May 5, 2007
Clarke’s political career began with defeat of the GOP’s favorite racist and hatemonger
It was a night of irony at the Livingston County Democratic Party’s 24th annual Edwin B. Winans Dinner Saturday evening at the Hamburg VFW Post as Sen. Hansen Clarke brought his message of diversity to a county that has an undeserved reputation as a racist community because of a few misguided bigots.
The ironic part is Clarke, who has made it his life’s work to help the less advantaged and promote racial harmony, began his political career when the son of a single parent working as a school crossing guard in Detroit’s eastside ran for the student seat on the board of trustees at an Ivy League school. He decided to run for the seat because he was troubled by how few minority students there were on the Cornell University campus, and he beat another undergraduate from a rich, well-connected family. That undergraduate was named Ann Coulter.
“She was so laid back when I ran against her,” Clarke said. “I think that election changed her.”
Clarke was raised alone by his mother on Detroit's lower eastside after his father passed away when he was just 8 years old. While in the third grade, an observant teacher recognized his artistic ability that promoted him to take art classes at the Detroit Institute of Arts, and it eventually led to a scholarship to Cornell where he earned a Bachelor of Fine Arts degree.

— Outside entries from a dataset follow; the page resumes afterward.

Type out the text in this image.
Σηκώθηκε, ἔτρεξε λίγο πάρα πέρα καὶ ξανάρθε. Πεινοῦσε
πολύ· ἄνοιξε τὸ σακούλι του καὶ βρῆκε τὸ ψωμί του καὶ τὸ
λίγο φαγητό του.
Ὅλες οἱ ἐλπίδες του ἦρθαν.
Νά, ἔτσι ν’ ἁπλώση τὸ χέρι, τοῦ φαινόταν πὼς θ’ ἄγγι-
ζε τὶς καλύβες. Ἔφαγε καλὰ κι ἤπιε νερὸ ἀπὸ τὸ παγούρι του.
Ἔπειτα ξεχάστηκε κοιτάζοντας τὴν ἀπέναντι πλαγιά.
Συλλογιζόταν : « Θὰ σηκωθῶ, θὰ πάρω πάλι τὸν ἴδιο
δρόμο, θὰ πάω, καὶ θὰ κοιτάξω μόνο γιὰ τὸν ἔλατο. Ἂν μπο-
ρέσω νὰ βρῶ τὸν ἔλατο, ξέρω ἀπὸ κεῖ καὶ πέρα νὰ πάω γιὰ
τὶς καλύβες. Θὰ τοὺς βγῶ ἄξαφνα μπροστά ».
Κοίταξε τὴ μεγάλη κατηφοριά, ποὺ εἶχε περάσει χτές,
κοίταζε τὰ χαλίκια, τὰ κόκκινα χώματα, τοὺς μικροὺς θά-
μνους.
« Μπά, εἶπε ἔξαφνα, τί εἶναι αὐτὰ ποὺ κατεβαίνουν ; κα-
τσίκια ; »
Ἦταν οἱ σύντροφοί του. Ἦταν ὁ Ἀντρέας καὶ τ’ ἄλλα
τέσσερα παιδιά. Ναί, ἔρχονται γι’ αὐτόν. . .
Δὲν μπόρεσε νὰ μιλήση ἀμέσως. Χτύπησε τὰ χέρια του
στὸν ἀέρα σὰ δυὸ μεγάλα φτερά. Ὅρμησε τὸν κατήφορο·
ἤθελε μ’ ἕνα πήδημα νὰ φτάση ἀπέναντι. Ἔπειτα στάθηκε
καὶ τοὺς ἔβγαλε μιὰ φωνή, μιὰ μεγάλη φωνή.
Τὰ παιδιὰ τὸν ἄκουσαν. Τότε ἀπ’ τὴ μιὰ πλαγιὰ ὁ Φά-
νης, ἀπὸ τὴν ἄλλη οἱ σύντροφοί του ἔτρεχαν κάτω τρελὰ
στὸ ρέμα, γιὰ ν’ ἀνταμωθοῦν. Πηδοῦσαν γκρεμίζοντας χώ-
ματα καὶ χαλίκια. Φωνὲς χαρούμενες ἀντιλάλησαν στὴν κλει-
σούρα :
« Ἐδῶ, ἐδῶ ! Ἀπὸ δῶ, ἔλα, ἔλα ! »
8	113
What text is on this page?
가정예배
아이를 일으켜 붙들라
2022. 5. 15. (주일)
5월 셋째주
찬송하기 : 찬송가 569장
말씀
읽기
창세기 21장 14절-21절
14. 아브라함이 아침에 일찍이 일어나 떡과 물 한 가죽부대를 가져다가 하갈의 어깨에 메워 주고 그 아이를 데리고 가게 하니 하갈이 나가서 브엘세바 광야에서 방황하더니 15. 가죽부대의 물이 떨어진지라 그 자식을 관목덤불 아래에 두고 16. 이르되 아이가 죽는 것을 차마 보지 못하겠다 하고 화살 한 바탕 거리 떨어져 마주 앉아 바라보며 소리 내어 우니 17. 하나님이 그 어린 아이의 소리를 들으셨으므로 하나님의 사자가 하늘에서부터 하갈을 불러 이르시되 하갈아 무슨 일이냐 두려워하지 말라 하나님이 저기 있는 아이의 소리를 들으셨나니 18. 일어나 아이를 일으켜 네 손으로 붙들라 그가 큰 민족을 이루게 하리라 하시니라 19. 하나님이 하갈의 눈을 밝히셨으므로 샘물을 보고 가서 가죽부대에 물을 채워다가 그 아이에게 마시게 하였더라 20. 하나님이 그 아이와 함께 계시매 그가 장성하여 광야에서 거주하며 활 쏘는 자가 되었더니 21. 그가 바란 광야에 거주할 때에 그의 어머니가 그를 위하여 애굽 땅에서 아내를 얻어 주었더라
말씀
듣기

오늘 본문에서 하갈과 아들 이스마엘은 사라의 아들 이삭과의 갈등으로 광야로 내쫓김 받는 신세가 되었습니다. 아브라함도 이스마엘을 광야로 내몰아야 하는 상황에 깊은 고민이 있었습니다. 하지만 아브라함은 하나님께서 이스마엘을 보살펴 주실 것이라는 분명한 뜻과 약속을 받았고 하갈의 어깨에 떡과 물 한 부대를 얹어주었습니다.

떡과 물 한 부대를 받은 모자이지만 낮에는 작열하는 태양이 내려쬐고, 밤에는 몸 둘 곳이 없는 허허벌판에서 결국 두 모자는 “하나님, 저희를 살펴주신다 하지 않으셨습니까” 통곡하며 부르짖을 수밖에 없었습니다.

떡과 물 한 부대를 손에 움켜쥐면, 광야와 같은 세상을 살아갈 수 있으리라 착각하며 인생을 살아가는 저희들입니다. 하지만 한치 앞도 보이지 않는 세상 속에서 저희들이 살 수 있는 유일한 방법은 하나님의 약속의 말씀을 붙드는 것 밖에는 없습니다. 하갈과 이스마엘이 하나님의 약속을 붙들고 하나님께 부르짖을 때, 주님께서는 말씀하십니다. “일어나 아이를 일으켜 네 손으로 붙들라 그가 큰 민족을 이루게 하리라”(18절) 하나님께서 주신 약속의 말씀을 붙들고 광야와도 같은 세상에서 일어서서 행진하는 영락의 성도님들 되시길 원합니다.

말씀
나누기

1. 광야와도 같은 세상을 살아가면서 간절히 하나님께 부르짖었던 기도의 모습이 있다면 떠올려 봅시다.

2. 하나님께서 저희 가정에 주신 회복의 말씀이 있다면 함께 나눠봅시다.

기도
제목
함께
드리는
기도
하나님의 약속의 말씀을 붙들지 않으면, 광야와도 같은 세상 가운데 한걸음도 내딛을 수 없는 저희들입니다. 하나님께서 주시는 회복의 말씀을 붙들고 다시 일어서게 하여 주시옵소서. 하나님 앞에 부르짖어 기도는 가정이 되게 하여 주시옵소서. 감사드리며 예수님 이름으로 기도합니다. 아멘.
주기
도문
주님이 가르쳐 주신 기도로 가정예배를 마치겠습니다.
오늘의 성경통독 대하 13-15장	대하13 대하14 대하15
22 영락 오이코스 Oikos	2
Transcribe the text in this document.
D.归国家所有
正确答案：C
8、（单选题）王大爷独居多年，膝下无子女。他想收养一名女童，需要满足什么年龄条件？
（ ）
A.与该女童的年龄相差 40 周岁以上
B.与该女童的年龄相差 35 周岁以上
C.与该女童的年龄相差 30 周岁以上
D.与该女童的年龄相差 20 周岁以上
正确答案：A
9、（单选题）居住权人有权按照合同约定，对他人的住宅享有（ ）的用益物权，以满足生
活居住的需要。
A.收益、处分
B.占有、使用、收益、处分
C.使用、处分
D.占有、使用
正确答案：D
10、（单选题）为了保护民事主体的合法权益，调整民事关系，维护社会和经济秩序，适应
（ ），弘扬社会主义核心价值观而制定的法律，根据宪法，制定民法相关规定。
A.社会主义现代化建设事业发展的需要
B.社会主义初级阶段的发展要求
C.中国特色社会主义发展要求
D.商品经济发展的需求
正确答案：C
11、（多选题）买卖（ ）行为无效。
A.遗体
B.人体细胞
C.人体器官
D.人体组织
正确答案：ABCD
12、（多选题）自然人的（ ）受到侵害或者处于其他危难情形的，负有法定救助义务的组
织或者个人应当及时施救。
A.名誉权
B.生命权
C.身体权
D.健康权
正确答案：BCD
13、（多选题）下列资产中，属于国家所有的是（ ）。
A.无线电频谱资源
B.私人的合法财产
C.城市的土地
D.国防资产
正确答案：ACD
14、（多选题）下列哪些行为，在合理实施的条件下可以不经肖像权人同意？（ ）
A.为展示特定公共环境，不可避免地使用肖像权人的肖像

Clarke then graduated from Georgetown University Law School. After he received his law degree he returned to Michigan to practice law. He was elected to his first of three terms in the Michigan House in 1990. He unseated an incumbent in the Senate in 2002, and he was reelected last November. In 2005 he was a candidate for Mayor of Detroit.
Clarke’s mother was African-American and his father was an Indian and a Muslim. Clarke said he, like many people outside of Livingston County, knew of Livingston County’s reputation as a community that promotes racism and devalues diversity, but he said he felt it was important for him to come to the county to encourage the people who are trying to change the county’s reputation for the better.
“Diversity means accepting people of all persuasions,” he said. “When your economic club invites people like Ann Coulter it doesn’t help the reputation of Livingston County.”
Despite the warm reception Clarke has always received from the Livingston County Democrats he has met at various functions like the state party conventions and events in Lansing, Clarke said the county’s reputation inevitably causes him top slow down a bit when driving through Livingston County on I-96.
“This is one of the very few times I have spoken outside of Detroit,” he said. “I grew up on the lower east side, and I have always been elected out of Detroit.”
Clarke has made it his mission to represent the disadvantaged and the more vulnerable in society, and he said that is because of the influence of his mother on his life and the effect her sudden death had on his life. Clarke said she passed away while he was a freshman at Cornell, and he was so devastated he dropped out of college and returned to Detroit during a time of high unemployment to work odd, menial jobs. When he finally returned to Cornell he had lost his scholarship, and he had to work to pay his tuition. He said that has helped him understand what the people of Michigan who have lost jobs and are losing their homes are going through.
“I don’t think people realize how vulnerable we really are,” he said. “I had a great mom and a great scholarship; in just an instant I didn’t have those things anymore.”
Clarke said with all the talk of Livingston County being a place controlled by Republicans with very few Democrats he was surprised at the estimated 100 people who showed up at the dinner.
“Sen. (Valde) Garcia mockingly told me when he heard I was coming here, ‘you should have a good crowd of about 12 people,’” he said.